Projet – Quel est le rôle de la politique dans ce contexte ?
Luc Boltanski – Là aussi, il faut partir des épreuves. Il n’est pas rare que certaines personnes se retrouvent « mauvaises partout ». Elles peuvent prendre sur elles, « ce jour là n’était pas mon jour ». Elles peuvent aussi se rendre compte que durant l’épreuve d’électronique, Ahmed et Ali ont fait moins bien que Pierre-Bertrand, et soupçonner que la couleur de peau a eu davantage d’importance que la compétence. C’est le travail politique de mettre en cause les épreuves, de les comparer, de les contester. Ce fut la force du mouvement ouvrier que de faire le lien entre des situations, une vieille femme qui meurt dans son galetas, un ouvrier qui se trouve à la rue après un accident du travail, une famille trop nombreuse qui n’a pas assez à manger, et de rapporter ces situations à une culpabilité générale, à une construction plus globale d’un ordre de la société. Ce travail de mise en forme pacifie les esprits : il permet à chacun d’isoler sa propre responsabilité, de se reconnaître victime et de formuler des revendications.
Dans ce contexte, il est très important de distinguer les questions morales de l’action politique. La gauche devrait y être plus sensible. Elle a trop souvent tenté d’articuler la demande de reconnaissance sociale qui venait du mouvement ouvrier et la demande de libération de l’autonomie des mœurs, demande connectée à la critique artiste que nous avons développée dans Le nouvel esprit du capitalisme, et dont Baudelaire fut sans doute un des inventeurs. Le mouvement ouvrier était très moraliste, les biens acquis ont certes été le fait des grèves mais aussi du ricochet de ces dernières sur les mouvements philanthropiques.

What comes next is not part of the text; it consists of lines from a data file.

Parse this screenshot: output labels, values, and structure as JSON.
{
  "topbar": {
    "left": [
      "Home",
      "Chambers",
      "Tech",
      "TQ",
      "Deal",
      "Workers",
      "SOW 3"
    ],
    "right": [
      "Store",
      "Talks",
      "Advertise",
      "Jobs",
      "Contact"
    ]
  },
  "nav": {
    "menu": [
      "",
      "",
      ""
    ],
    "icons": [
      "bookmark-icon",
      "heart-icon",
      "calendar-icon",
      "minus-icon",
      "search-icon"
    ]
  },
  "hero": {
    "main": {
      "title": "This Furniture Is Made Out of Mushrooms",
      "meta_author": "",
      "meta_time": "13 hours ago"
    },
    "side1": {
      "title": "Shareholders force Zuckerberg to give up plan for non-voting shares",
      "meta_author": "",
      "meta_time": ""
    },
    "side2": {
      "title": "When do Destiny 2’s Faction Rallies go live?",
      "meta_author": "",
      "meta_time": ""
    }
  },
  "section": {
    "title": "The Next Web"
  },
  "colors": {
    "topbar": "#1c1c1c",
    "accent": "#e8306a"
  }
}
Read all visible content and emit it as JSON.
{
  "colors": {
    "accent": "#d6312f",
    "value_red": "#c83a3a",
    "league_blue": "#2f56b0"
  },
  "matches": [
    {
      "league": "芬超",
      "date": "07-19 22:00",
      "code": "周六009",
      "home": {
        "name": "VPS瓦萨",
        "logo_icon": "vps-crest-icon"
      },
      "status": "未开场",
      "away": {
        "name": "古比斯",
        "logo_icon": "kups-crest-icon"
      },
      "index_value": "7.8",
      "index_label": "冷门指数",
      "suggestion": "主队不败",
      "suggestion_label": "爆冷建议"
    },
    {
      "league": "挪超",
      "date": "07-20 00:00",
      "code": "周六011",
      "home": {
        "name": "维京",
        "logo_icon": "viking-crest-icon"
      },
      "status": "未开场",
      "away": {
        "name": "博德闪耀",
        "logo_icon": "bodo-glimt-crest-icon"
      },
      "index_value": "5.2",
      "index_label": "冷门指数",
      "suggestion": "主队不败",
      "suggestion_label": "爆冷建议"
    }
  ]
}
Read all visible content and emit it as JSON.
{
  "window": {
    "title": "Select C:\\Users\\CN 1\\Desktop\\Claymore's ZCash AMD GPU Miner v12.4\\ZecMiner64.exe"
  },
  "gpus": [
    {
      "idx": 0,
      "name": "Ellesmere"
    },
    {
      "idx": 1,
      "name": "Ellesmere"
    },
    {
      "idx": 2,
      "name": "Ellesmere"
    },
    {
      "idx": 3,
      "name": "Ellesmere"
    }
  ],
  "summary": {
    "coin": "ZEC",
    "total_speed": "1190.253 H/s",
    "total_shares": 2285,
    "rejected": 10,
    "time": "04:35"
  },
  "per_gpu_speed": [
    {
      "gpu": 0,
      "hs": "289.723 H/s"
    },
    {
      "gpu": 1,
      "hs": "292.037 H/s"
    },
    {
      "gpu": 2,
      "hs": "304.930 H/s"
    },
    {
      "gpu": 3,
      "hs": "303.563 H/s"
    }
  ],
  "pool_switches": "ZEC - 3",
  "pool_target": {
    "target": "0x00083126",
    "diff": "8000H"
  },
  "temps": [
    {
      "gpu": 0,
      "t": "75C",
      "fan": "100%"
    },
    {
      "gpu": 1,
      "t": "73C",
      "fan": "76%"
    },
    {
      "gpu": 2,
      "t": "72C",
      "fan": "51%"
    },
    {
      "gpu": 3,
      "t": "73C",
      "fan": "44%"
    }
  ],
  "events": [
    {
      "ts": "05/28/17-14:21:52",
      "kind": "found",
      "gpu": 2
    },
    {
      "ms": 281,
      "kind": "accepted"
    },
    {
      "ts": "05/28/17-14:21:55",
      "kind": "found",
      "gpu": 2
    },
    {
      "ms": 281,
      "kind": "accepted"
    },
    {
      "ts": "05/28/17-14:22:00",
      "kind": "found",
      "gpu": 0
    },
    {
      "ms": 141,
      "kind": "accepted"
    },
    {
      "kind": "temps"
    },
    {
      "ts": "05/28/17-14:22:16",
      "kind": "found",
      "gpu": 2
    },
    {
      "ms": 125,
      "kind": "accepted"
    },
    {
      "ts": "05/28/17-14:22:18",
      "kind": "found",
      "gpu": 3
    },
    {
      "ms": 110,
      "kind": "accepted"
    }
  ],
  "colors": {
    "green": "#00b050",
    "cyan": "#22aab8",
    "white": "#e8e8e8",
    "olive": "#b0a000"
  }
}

J’ai dans l’idée que la distance à l’égard de la morale est un luxe. Plus les conditions sont précaires, plus la drogue a des effets dévastateurs. À l’inverse, il faut noter combien il est important pour les Sans Terre du Brésil, qui posent des actes transgressifs en montant des coopératives, de montrer qu’ils sont aussi des travailleurs dignes. Cela me semble tout à fait injuste de prêter au mouvement ouvrier une position qui irait dans le sens d’une extension indéfinie de l’entreprise de libération, au sens d’une autonomie individuelle sans limites, ce qui est, par contre, une tentation du libéralisme.
Projet – Mais, aujourd’hui, l’action politique, au sens où vous l’entendez, ne semble pas avoir prise sur la situation ?
Luc Boltanski – En effet, nous venons après deux lames de fond qui se sont succédé. La première a sans doute contribué à davantage de justice dans la société française ; elle partait d’une critique des institutions. Mais à la fin des années 70, il y eut un phénomène impressionnant qui a conduit à l’abandon par les gens les mieux dotés des grandes épreuves instituées. Ceux qui bénéficiaient de la justice des épreuves vont s’en détourner ou les contourner. Le mouvement de la globalisation et de la complexification du monde a nourri cette disqualification des épreuves classiques.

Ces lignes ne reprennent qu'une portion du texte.